-
This endpoint is to preprocess data, and output: X_train, X_test, y_train and y_test for use in subsequent endpoints.
-
It mainly includes two classes:
-
Feature-selector: A class for performing feature selection for machine learning or data preprocessing. This includes 4 different methods to identify features for removal: a) find columns with a missing percentage greater than a specified threshold (default = 60%). b) find columns with a single unique value c) find collinear variables with a correlation greater than a specified correlation coefficient (default = 0.8). d) find columns with a number of values that is 95% of the sample sizes
-
Pre_processor: A class for performing data split, scaling, LDA and skewness correction for numerical data, SKBest chi-square to select categorical features.
Request Body
Name | Datatype | Description | Mandatory | Sample Values | Notes |
---|---|---|---|---|---|
clientId | String | It is meant for identification purpose as information are stored under unique id value | Yes | ||
customers | Array of Dictionary | Array containing each customer’s personal information. The fields are different per project, based on what we’re getting from the client’s DB | The array is mandatory. For each customer’s information in the dictionary, the only mandatory field is customerID | "nationality", "gender", "age", "race", "platformCountry", "personalIncome", "savingsRatio", "agentId", "customerId" values of each customer. | The set of key-value pair dictionary in the array object always changes. And the input validation of the set of key-value pair is defined and set by the customer |
goals | Array of Dictionary | Array containing each customer’s goal information. The fields are different per project, based on what we’re getting from the client’s DB | The array is mandatory. For each customer’s information in the dictionary, the only mandatory fields are customerID and goalType | "customerId", "goalType", "status", "goalName", "goalValue", "goalStartDate", "goalEndDate", "goalPriority", "initialInvestment", "contributionAmount", "contributionFrequency", "lastContributionDate", "riskProfileId", "modelPortfolioId", "id", "createdAt", "modifiedAt", "createdBy", "modifiedBy". | The set of key-value pair dictionary in the array object always changes.

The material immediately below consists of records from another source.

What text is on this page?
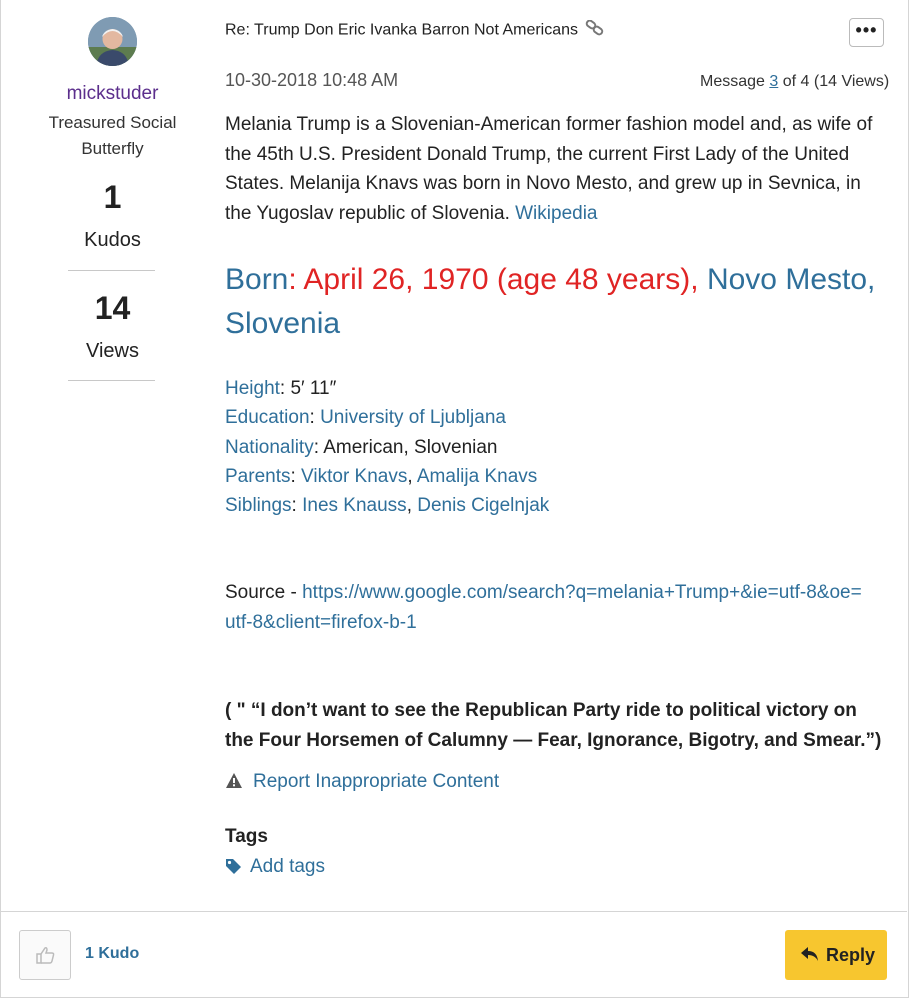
mickstuder
Treasured Social Butterfly
1
Kudos
14
Views
Re: Trump Don Eric Ivanka Barron Not Americans	•••
10-30-2018 10:48 AM	Message 3 of 4 (14 Views)
Melania Trump is a Slovenian-American former fashion model and, as wife of the 45th U.S. President Donald Trump, the current First Lady of the United States. Melanija Knavs was born in Novo Mesto, and grew up in Sevnica, in the Yugoslav republic of Slovenia. Wikipedia
Born: April 26, 1970 (age 48 years), Novo Mesto, Slovenia
Height: 5′ 11″
Education: University of Ljubljana
Nationality: American, Slovenian
Parents: Viktor Knavs, Amalija Knavs
Siblings: Ines Knauss, Denis Cigelnjak
Source - https://www.google.com/search?q=melania+Trump+&ie=utf-8&oe=utf-8&client=firefox-b-1
( " “I don’t want to see the Republican Party ride to political victory on the Four Horsemen of Calumny — Fear, Ignorance, Bigotry, and Smear.”)
Report Inappropriate Content
Tags
Add tags
1 Kudo	Reply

And the input validation of the set of key-value pair is defined and set by the customer |
Response Body
Name | Datatype | Description | Sample Values | No. of decimals | Notes |
---|---|---|---|---|---|
categoricFeaturesForModel | Array | Array of categoric features included in training | [“gender_male”, ] | ||
categoricImportance | Array of dictionary | Importance of each categorical feature | { "name": "gender_male", "value": 1.38217 } | 5 | |
name | String | Name of categoric features | "gender_male" | ||
value | Number | Importance value of the feature | 5 | ||
categorical_feature placeholder | Number | 0 | |||
collinear | Dictionary | Contains corr_features, corr_values, and drop_features | 5 | ||
corr_features | Dictionary | Features that are highly correlated with drop_features, and will be included for training | {“0”: “gender_male”} | ||
corr_values | Dictionary | Correlation values | {“0”: -1} | ||
drop_features | Dictionary | Features that are highly correlated with corr_features, and will be dropped | {“0”: “gender_female” } | ||
missingFractionOfFeatures | Array of dictionaries | ratio of missing value for each feature | { "name": "gender", "value": 0 } | ||
name | String | Name of feature | gender" | ||
value | Number | missing fraction of the feature | 5 | ||
feature placeholder | Dictionary | ||||
numericFeaturesForModel | Array | Array of numerical features including in training | numericFeaturesForModel: [“age”, “personalIncome”] | ||
numericalImportance | Array of dictionaries | Importance of each numerical feature | { "name": "personalIncome", "value": 6.51383 } | ||
name | String | Name of feature | |||
value | Number | Importance value of the feature | 5 | ||
numerical_feature placeholder | Number | 5 | |||
skewAfterTransform | Array of dictionaries | skewness of each feature after transformation | "skewAfterTransform": [ { "name": "age", "value": 0.04826 },… ] | ||
name | String | Name of the feature | |||
value | Number | Skewness of the feature after transformation | 5 | ||
numerical_feature placeholder | Number | 5 | |||
skewB4Transform | Array of dictionaries | skewness of each feature before transformation | "skewB4Transform": [ { "name": "age", "value": 0.58215 }, … ] | 5 | PowerTransformer will be applied for features with a skewness > 0.5 or < -0.5 |
name | String | Name of the feature | |||
value | Number | Skewness of the feature before transformation | 5 | ||
numerical_feature placeholder | Number | 5 | |||
uniqueValueInCustomers | Dictionary | Contains unique values of each categoric_features and numeric_features. | |||
categoricFeatures | Array of dictionaries | Number of unique values in each categoric feature | { "name": "nationality", "value": 1 }, { "name": "race", "value": 1 }, | ||
name | String | name of the feature in customers | |||
value | Integer | Number of unique value for each feature | 0 | ||
numericFeatures | Number of unique values in each numeric feature | ||||
categoric_fetaures placeholder | Number | 0 | |||
numericFeatures | Array of dictionaries | Number of unique values in each numeric feature | [ { "name": "age", "value": 82 }, { "name": "personalIncome", "value": 976 } ] | ||
numerical_feature placeholder | Number | 0 | |||
uniqueValueInGoals | Array of dictionaries | Unique goal types | [ { "name": "goalType", "value": 9 } ] | ||
name | String | Name of goal | |||
value | Integer | Number of unique goals | 0 | ||
prediction_key_name placeholder | Number | 0 |